Invisalign® is a virtually invisible solution, so you can smile confidently both during treatment and after. Using a series of clear, removable aligners, Invisalign® gradually moves your teeth toward the smile you've always wanted. And, almost no one will know you're wearing them unless you tell them.

Oral Surgery

While many people will have no trouble with their wisdom teeth, these teeth are often removed to prevent more serious issues like an abscess. These teeth generally begin to surface in the late teens to early 20s, and many times, they become impacted as they develop, growing sideways into the other teeth or angled forward. Wisdom teeth may erupt from the gumline or may still be set in the jaw.

Orthodontics

Orthodontics is a specialty of dentistry devoted to correcting misalignments of the bite and teeth. Using appliances such as braces, headgear and palatal expanders, orthodontists can move teeth and jawbones into their ideal positions for optimal oral functioning and aesthetic appeal. To become an orthodontist, a dentist must undergo up to three years of specialized training after completing dental school.

Pediatric Dentistry (Children)

Just as pediatricians specialize in health care for children, pediatric dentistry refers to children's dental care.
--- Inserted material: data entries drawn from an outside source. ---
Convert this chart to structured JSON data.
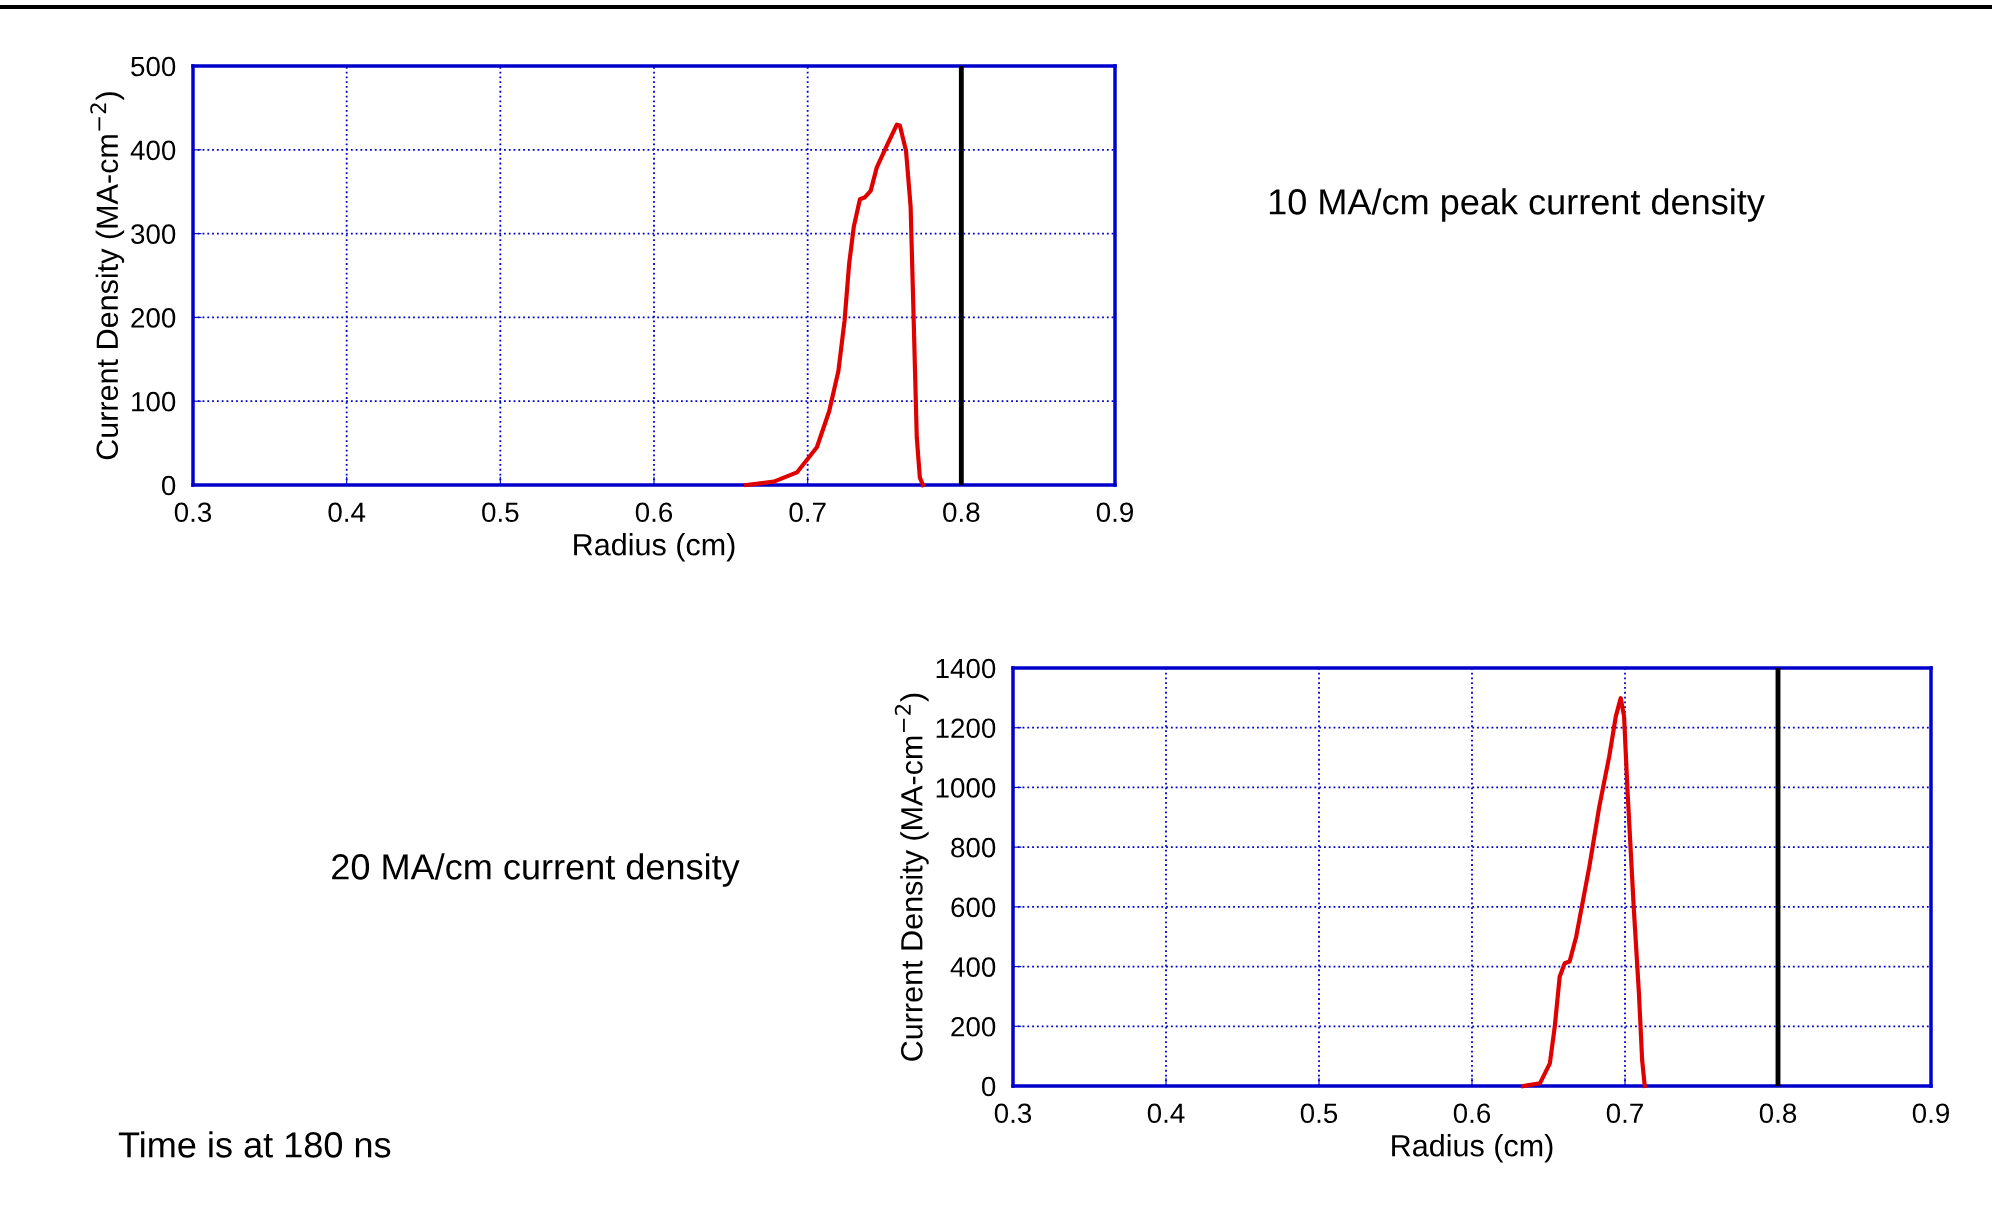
{
  "chart_data": [
    {
      "type": "line",
      "xlabel": "Radius (cm)",
      "ylabel": "Current Density (MA-cm$^{−2}$)",
      "xlim": [
        0.3,
        0.9
      ],
      "xticks": [
        0.3,
        0.4,
        0.5,
        0.6,
        0.7,
        0.8,
        0.9
      ],
      "ylim": [
        0,
        500
      ],
      "yticks": [
        0,
        100,
        200,
        300,
        400,
        500
      ],
      "grid": true,
      "legend": false,
      "marker": "none",
      "line_style": "solid",
      "series": [
        {
          "color": "#e00000",
          "x": [
            0.66,
            0.678,
            0.693,
            0.706,
            0.714,
            0.72,
            0.724,
            0.727,
            0.73,
            0.734,
            0.737,
            0.741,
            0.745,
            0.751,
            0.758,
            0.76,
            0.764,
            0.767,
            0.769,
            0.771,
            0.773,
            0.775
          ],
          "values": [
            0,
            4,
            15,
            45,
            88,
            136,
            196,
            264,
            308,
            341,
            343,
            351,
            379,
            403,
            430,
            429,
            399,
            332,
            196,
            57,
            9,
            0
          ]
        }
      ],
      "ref_lines": [
        {
          "axis": "x",
          "value": 0.8,
          "color": "#000000"
        }
      ],
      "annotations": [
        "10 MA/cm peak current density"
      ]
    },
    {
      "type": "line",
      "xlabel": "Radius (cm)",
      "ylabel": "Current Density (MA-cm$^{−2}$)",
      "xlim": [
        0.3,
        0.9
      ],
      "xticks": [
        0.3,
        0.4,
        0.5,
        0.6,
        0.7,
        0.8,
        0.9
      ],
      "ylim": [
        0,
        1400
      ],
      "yticks": [
        0,
        200,
        400,
        600,
        800,
        1000,
        1200,
        1400
      ],
      "grid": true,
      "legend": false,
      "marker": "none",
      "line_style": "solid",
      "series": [
        {
          "color": "#e00000",
          "x": [
            0.6336,
            0.6444,
            0.6509,
            0.6541,
            0.6573,
            0.6606,
            0.6638,
            0.6681,
            0.6767,
            0.6832,
            0.6897,
            0.694,
            0.6972,
            0.6994,
            0.7015,
            0.7058,
            0.7091,
            0.7112,
            0.7129
          ],
          "values": [
            0,
            9,
            76,
            199,
            366,
            411,
            417,
            500,
            735,
            936,
            1104,
            1238,
            1299,
            1238,
            1003,
            590,
            311,
            87,
            0
          ]
        }
      ],
      "ref_lines": [
        {
          "axis": "x",
          "value": 0.8,
          "color": "#000000"
        }
      ],
      "annotations": [
        "20 MA/cm current density",
        "Time is at 180 ns"
      ]
    }
  ]
}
Sometimes called pedodontics, pediatric dentistry starts even before a child's first teeth appear. Your child's dentist can assess oral health and ensure that new teeth grow normally. Early dental visits also teach children about proper oral hygiene from a young age and foster good dental habits. Kids who learn early that dental visits are neither painful nor unpleasant generally grow into adults who feel comfortable with regular dental upkeep.

Periodontics

Periodontics is an oral specialty that offers support specializing in the various inflammatory diseases that affect the gums and other oral structures that support the teeth. This specialty has a primary focus on the prevention, diagnosis and treatment of these diseases. These periodontal cases include but are not limited to mild and severe gum diseases. In addition to their dental schooling, periodontists pursue an extensive post-graduate program of three years.

Prosthodontics

Prosthodontics is a title that pertains to dentists who specialize in the diagnosis, treatment planning, restoration and replacement of teeth. Their focus consists of, but is not limited to crowns, dentures and cosmetic implants. Prosthodontists have obtained a higher level of education and have pursued three or more years of extensive state-of-the-art training after their dental school completion.

Root Canal

A root canal, also called endodontic therapy, treats teeth that have become severely damaged, allowing the nerves and soft inner pulp of the tooth to become infected. Your dentist may also recommend a root canal if a tooth has become so damaged or decayed that future infection appears inevitable. Root canals have a reputation for being painful, but modern endodontic techniques and anesthetics make the procedure no more uncomfortable than having a tooth filled. After completing the root canal, the tooth will also need a crown or filling to complete the restoration.